Several lines of evidence indicate that TNF-α could be involved in the pathogenesis of HE in ALF [
24‐
27]. Patients with HE who are in ALF have elevated circulating levels of TNF-α [
44]. A strong correlation between the circulating levels of TNF-α and those of ammonia was identified in these patients, which suggests a significant relationship between TNF-α and ammonia in patients with liver failure and HE. Research shows that TNF-α increases the diffusion of ammonia in central nervous system-derived endothelial cells [
28], increasing the concentration of ammonia in the brain and consequently increasing ammonia toxicity to the central nervous system. TNF-α contributes to cell swelling in ammonia-sensitized cultured astrocytes [
29]. We found that the elevation of serum TNF-α paralleled the increasing concentration of ammonia in the blood and brain tissues in D-GalN/LPS-induced ALF and was correlated with Rhcg expression in brain tissues. When TNF-α was blocked with an antibody against TNF-α IgG, Rhcg expression in ALF brain tissues was significantly downregulated; blood ammonia levels remained higher than in the saline group, but brain ammonia levels decreased to the baseline level.
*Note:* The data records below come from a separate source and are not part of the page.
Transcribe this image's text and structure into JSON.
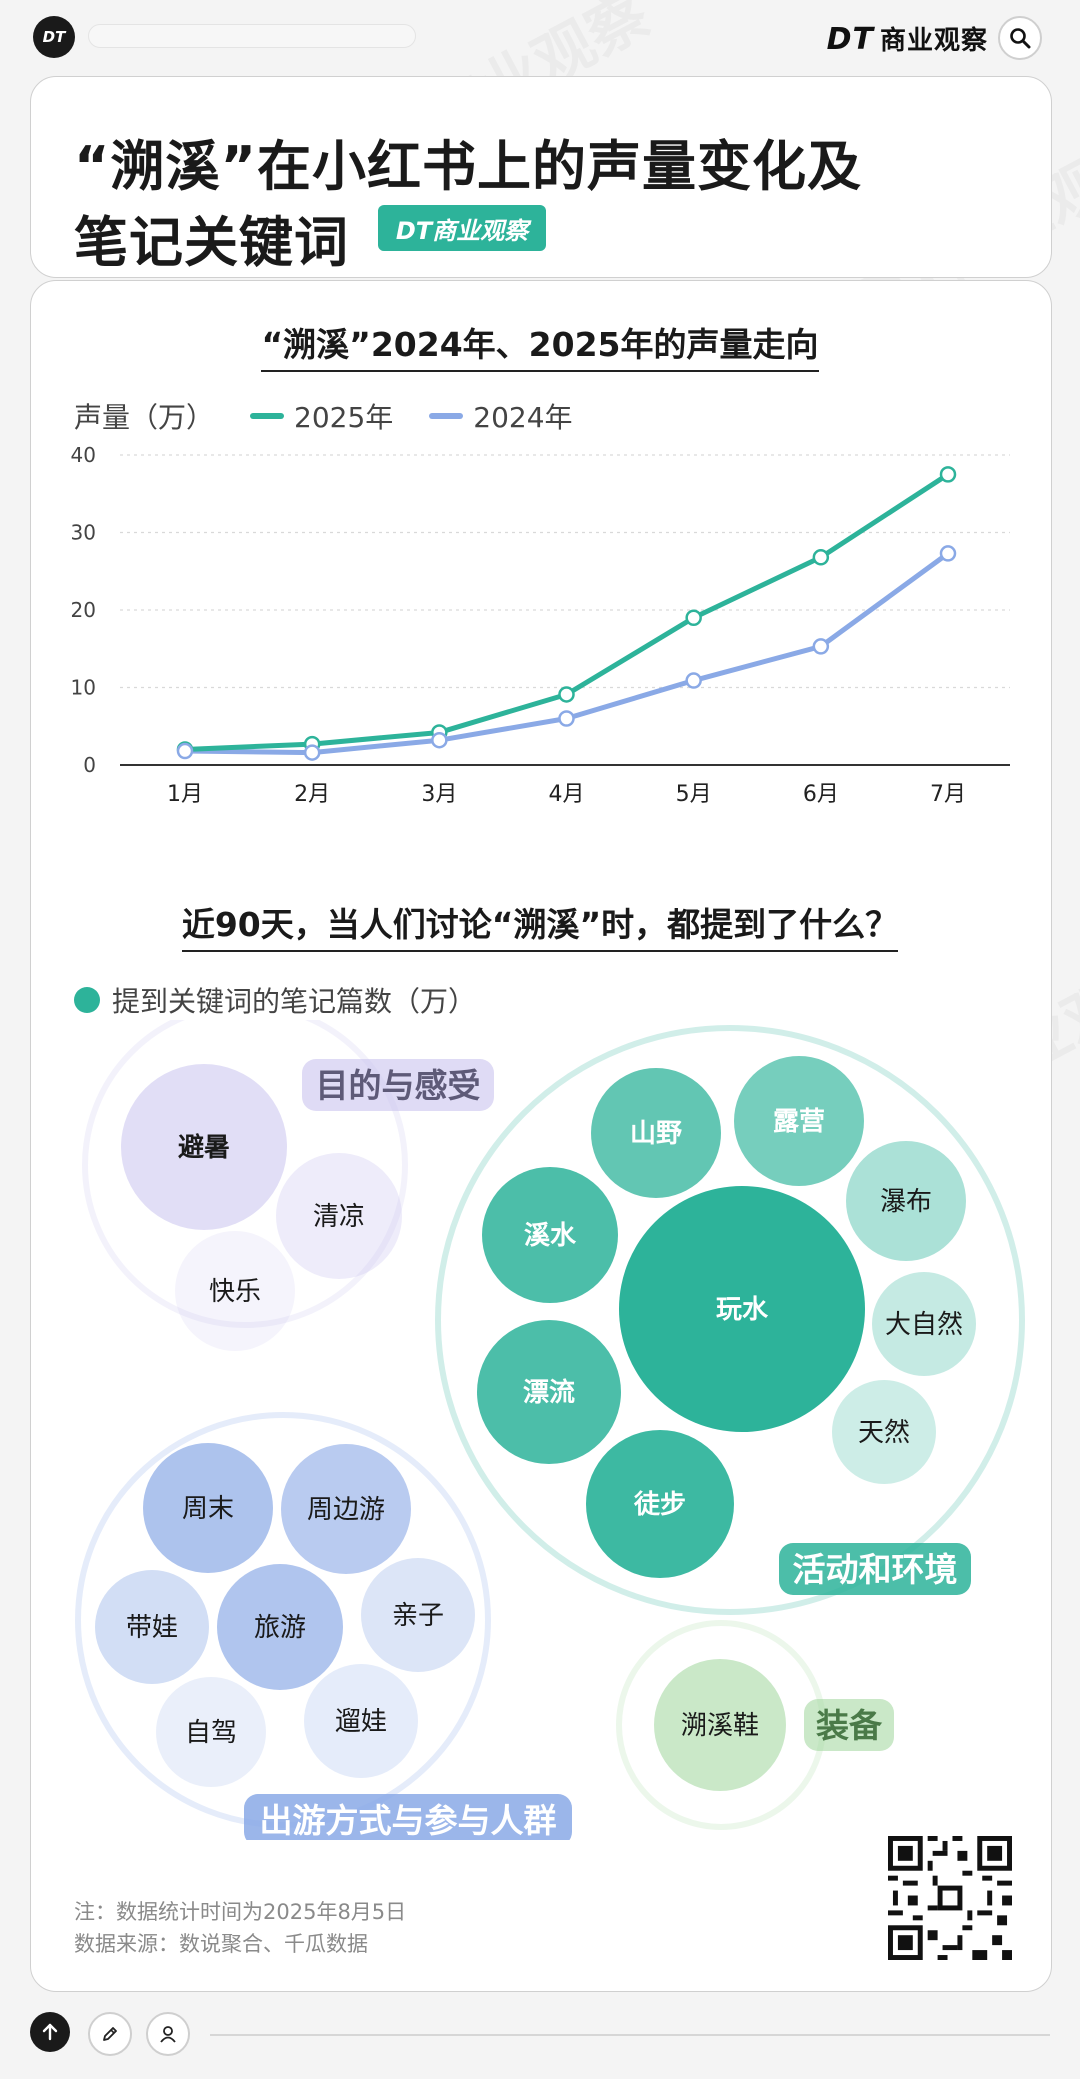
{
  "header": {
    "logo": "DT",
    "brand_mark": "DT",
    "brand_name": "商业观察"
  },
  "title": {
    "line1": "“溯溪”在小红书上的声量变化及",
    "line2": "笔记关键词",
    "badge": "DT商业观察"
  },
  "watermark": "DT商业观察",
  "chart_data": [
    {
      "type": "line",
      "title": "“溯溪”2024年、2025年的声量走向",
      "ylabel": "声量（万）",
      "xlabel": "",
      "categories": [
        "1月",
        "2月",
        "3月",
        "4月",
        "5月",
        "6月",
        "7月"
      ],
      "series": [
        {
          "name": "2025年",
          "color": "#2db39a",
          "values": [
            2.0,
            2.7,
            4.2,
            9.1,
            19.0,
            26.8,
            37.5
          ]
        },
        {
          "name": "2024年",
          "color": "#8aa9e6",
          "values": [
            1.8,
            1.6,
            3.2,
            6.0,
            10.9,
            15.3,
            27.3
          ]
        }
      ],
      "ylim": [
        0,
        40
      ],
      "yticks": [
        0,
        10,
        20,
        30,
        40
      ],
      "grid": true,
      "legend": "top-left"
    },
    {
      "type": "bubble",
      "title": "近90天，当人们讨论“溯溪”时，都提到了什么？",
      "legend": "提到关键词的笔记篇数（万）",
      "groups": [
        {
          "name": "目的与感受",
          "color": "#c9c3ee",
          "keywords": [
            "避暑",
            "清凉",
            "快乐"
          ]
        },
        {
          "name": "活动和环境",
          "color": "#2db39a",
          "keywords": [
            "玩水",
            "山野",
            "露营",
            "瀑布",
            "溪水",
            "大自然",
            "漂流",
            "天然",
            "徒步"
          ]
        },
        {
          "name": "出游方式与参与人群",
          "color": "#8aa9e6",
          "keywords": [
            "周末",
            "周边游",
            "带娃",
            "旅游",
            "亲子",
            "自驾",
            "遛娃"
          ]
        },
        {
          "name": "装备",
          "color": "#a7d9a4",
          "keywords": [
            "溯溪鞋"
          ]
        }
      ]
    }
  ],
  "footer": {
    "note": "注：数据统计时间为2025年8月5日",
    "source": "数据来源：数说聚合、千瓜数据"
  }
}
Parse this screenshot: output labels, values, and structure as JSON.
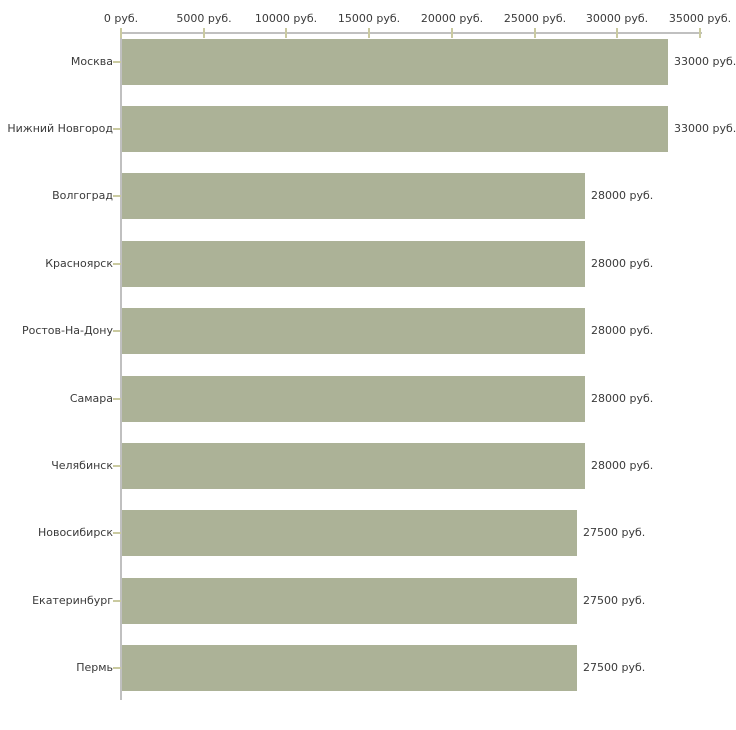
{
  "chart_data": {
    "type": "bar",
    "orientation": "horizontal",
    "title": "",
    "xlabel": "",
    "ylabel": "",
    "grid": false,
    "legend": false,
    "categories": [
      "Москва",
      "Нижний Новгород",
      "Волгоград",
      "Красноярск",
      "Ростов-На-Дону",
      "Самара",
      "Челябинск",
      "Новосибирск",
      "Екатеринбург",
      "Пермь"
    ],
    "values": [
      33000,
      33000,
      28000,
      28000,
      28000,
      28000,
      28000,
      27500,
      27500,
      27500
    ],
    "value_labels": [
      "33000 руб.",
      "33000 руб.",
      "28000 руб.",
      "28000 руб.",
      "28000 руб.",
      "28000 руб.",
      "28000 руб.",
      "27500 руб.",
      "27500 руб.",
      "27500 руб."
    ],
    "x_axis": {
      "min": 0,
      "max": 35000,
      "tick_values": [
        0,
        5000,
        10000,
        15000,
        20000,
        25000,
        30000,
        35000
      ],
      "tick_labels": [
        "0 руб.",
        "5000 руб.",
        "10000 руб.",
        "15000 руб.",
        "20000 руб.",
        "25000 руб.",
        "30000 руб.",
        "35000 руб."
      ]
    }
  },
  "colors": {
    "bar_fill": "#acb297",
    "axis_line": "#c0c0c0",
    "tick_mark": "#cacaa0",
    "text": "#3a3a3a",
    "background": "#ffffff"
  }
}
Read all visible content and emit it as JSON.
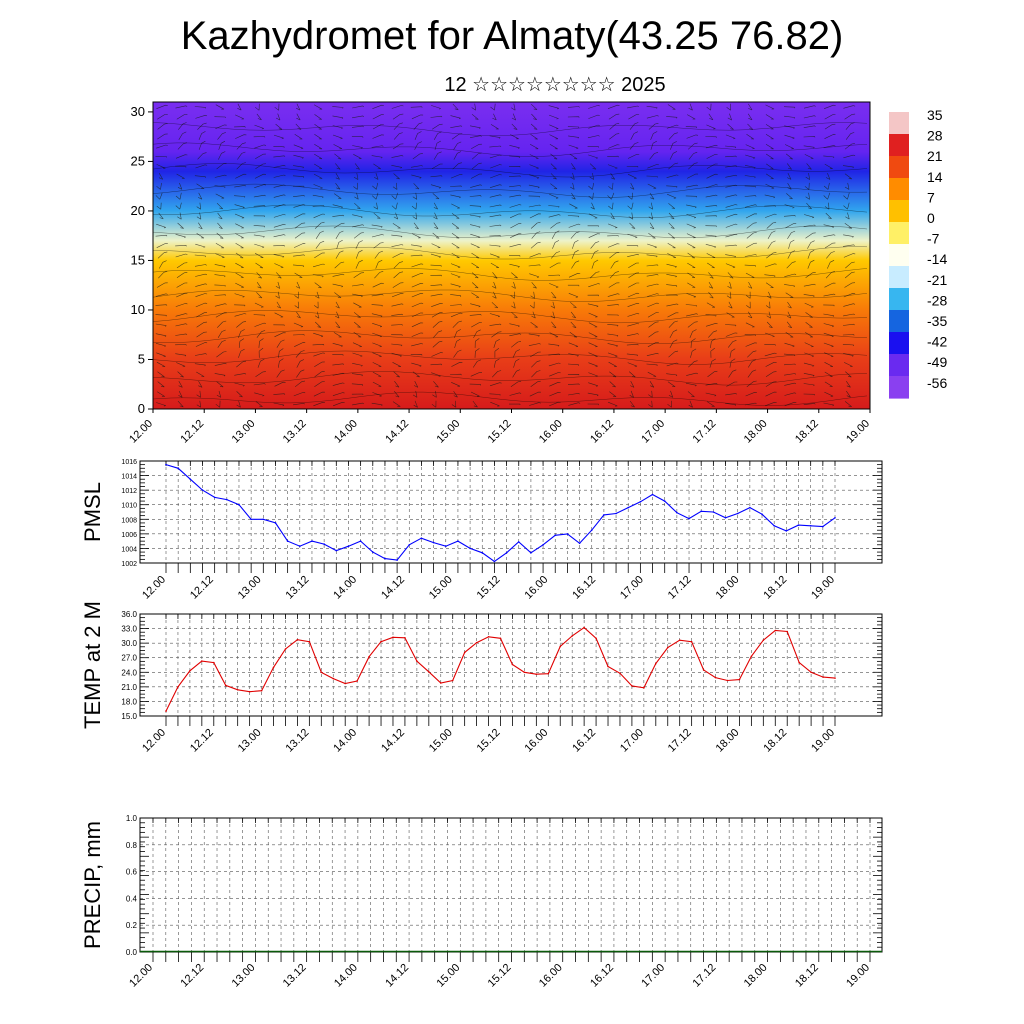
{
  "title": "Kazhydromet for Almaty(43.25 76.82)",
  "subtitle": "12 ☆☆☆☆☆☆☆☆ 2025",
  "chart_data": [
    {
      "type": "heatmap",
      "name": "temperature-cross-section",
      "x_tick_labels": [
        "12.00",
        "12.12",
        "13.00",
        "13.12",
        "14.00",
        "14.12",
        "15.00",
        "15.12",
        "16.00",
        "16.12",
        "17.00",
        "17.12",
        "18.00",
        "18.12",
        "19.00"
      ],
      "y_tick_labels": [
        "0",
        "5",
        "10",
        "15",
        "20",
        "25",
        "30"
      ],
      "ylim": [
        0,
        31
      ],
      "levels": [
        0,
        5,
        10,
        15,
        17,
        20,
        24,
        26,
        31
      ],
      "values": [
        27,
        17,
        7,
        -5,
        -14,
        -28,
        -47,
        -56,
        -58
      ],
      "colorbar": {
        "labels": [
          "35",
          "28",
          "21",
          "14",
          "7",
          "0",
          "-7",
          "-14",
          "-21",
          "-28",
          "-35",
          "-42",
          "-49",
          "-56"
        ],
        "colors": [
          "#f4c6c6",
          "#e02020",
          "#f04a10",
          "#ff8c00",
          "#ffc000",
          "#fff066",
          "#fffff0",
          "#c8ecff",
          "#37b6f0",
          "#1565e0",
          "#1a10f0",
          "#6a2af0",
          "#8a40f0"
        ]
      },
      "wind_barbs": true
    },
    {
      "type": "line",
      "name": "PMSL",
      "ylabel": "PMSL",
      "ylim": [
        1002,
        1016
      ],
      "y_tick_labels": [
        "1016",
        "1014",
        "1012",
        "1010",
        "1008",
        "1006",
        "1004",
        "1002"
      ],
      "x_tick_labels": [
        "12.00",
        "12.12",
        "13.00",
        "13.12",
        "14.00",
        "14.12",
        "15.00",
        "15.12",
        "16.00",
        "16.12",
        "17.00",
        "17.12",
        "18.00",
        "18.12",
        "19.00"
      ],
      "color": "#0000ff",
      "values": [
        1015.5,
        1015.0,
        1013.5,
        1012.0,
        1011.0,
        1010.7,
        1010.0,
        1008.0,
        1008.0,
        1007.5,
        1005.0,
        1004.3,
        1005.0,
        1004.6,
        1003.7,
        1004.3,
        1005.0,
        1003.5,
        1002.6,
        1002.4,
        1004.5,
        1005.4,
        1004.8,
        1004.3,
        1005.0,
        1004.0,
        1003.4,
        1002.2,
        1003.4,
        1004.9,
        1003.4,
        1004.5,
        1005.8,
        1006.0,
        1004.7,
        1006.5,
        1008.6,
        1008.8,
        1009.6,
        1010.4,
        1011.4,
        1010.5,
        1008.9,
        1008.1,
        1009.1,
        1009.0,
        1008.2,
        1008.8,
        1009.6,
        1008.7,
        1007.1,
        1006.4,
        1007.2,
        1007.1,
        1007.0,
        1008.2
      ]
    },
    {
      "type": "line",
      "name": "TEMP at 2 M",
      "ylabel": "TEMP at 2 M",
      "ylim": [
        15,
        36
      ],
      "y_tick_labels": [
        "36.0",
        "33.0",
        "30.0",
        "27.0",
        "24.0",
        "21.0",
        "18.0",
        "15.0"
      ],
      "x_tick_labels": [
        "12.00",
        "12.12",
        "13.00",
        "13.12",
        "14.00",
        "14.12",
        "15.00",
        "15.12",
        "16.00",
        "16.12",
        "17.00",
        "17.12",
        "18.00",
        "18.12",
        "19.00"
      ],
      "color": "#e00000",
      "values": [
        16.0,
        21.0,
        24.3,
        26.3,
        26.0,
        21.3,
        20.4,
        20.0,
        20.2,
        25.0,
        28.8,
        30.7,
        30.3,
        24.0,
        22.7,
        21.7,
        22.2,
        27.2,
        30.3,
        31.2,
        31.1,
        26.3,
        24.1,
        21.8,
        22.3,
        28.1,
        30.1,
        31.3,
        31.0,
        25.6,
        24.0,
        23.6,
        23.7,
        29.3,
        31.5,
        33.2,
        31.0,
        25.2,
        23.8,
        21.2,
        20.8,
        25.8,
        29.1,
        30.6,
        30.3,
        24.5,
        22.9,
        22.3,
        22.5,
        27.3,
        30.6,
        32.6,
        32.4,
        26.0,
        24.0,
        23.0,
        22.8
      ]
    },
    {
      "type": "line",
      "name": "PRECIP, mm",
      "ylabel": "PRECIP, mm",
      "ylim": [
        0.0,
        1.0
      ],
      "y_tick_labels": [
        "1.0",
        "0.8",
        "0.6",
        "0.4",
        "0.2",
        "0.0"
      ],
      "x_tick_labels": [
        "12.00",
        "12.12",
        "13.00",
        "13.12",
        "14.00",
        "14.12",
        "15.00",
        "15.12",
        "16.00",
        "16.12",
        "17.00",
        "17.12",
        "18.00",
        "18.12",
        "19.00"
      ],
      "values": [
        0,
        0,
        0,
        0,
        0,
        0,
        0,
        0,
        0,
        0,
        0,
        0,
        0,
        0,
        0,
        0,
        0,
        0,
        0,
        0,
        0,
        0,
        0,
        0,
        0,
        0,
        0,
        0,
        0,
        0,
        0,
        0,
        0,
        0,
        0,
        0,
        0,
        0,
        0,
        0,
        0,
        0,
        0,
        0,
        0,
        0,
        0,
        0,
        0,
        0,
        0,
        0,
        0,
        0,
        0,
        0,
        0
      ]
    }
  ]
}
TNF-α is detected between 2 and 6 h from the start of the D-GalN+LPS treatment; blood and brain ammonia reaches a maximum level between 6 and 12 h; and Rhcg expression peaks between 9 and 12 h. The fact that TNF-α expression precedes that of the ammonia transporter Rhcg suggests that it may play a role in transcriptional or posttranslational upregulation of the
Rhcg gene. The fact that the timing of Rhcg expression coincides with the ammonia peak in the brain indicates that Rhcg contributes to the accumulation of ammonia in the brain. These findings provide a likely mechanism for the exacerbation of brain edema or HE in patients with ALF. TNF-α may be involved in the development of brain edema in ALF by affecting brain ammonia through the modulation of Rhcg expression in the brain.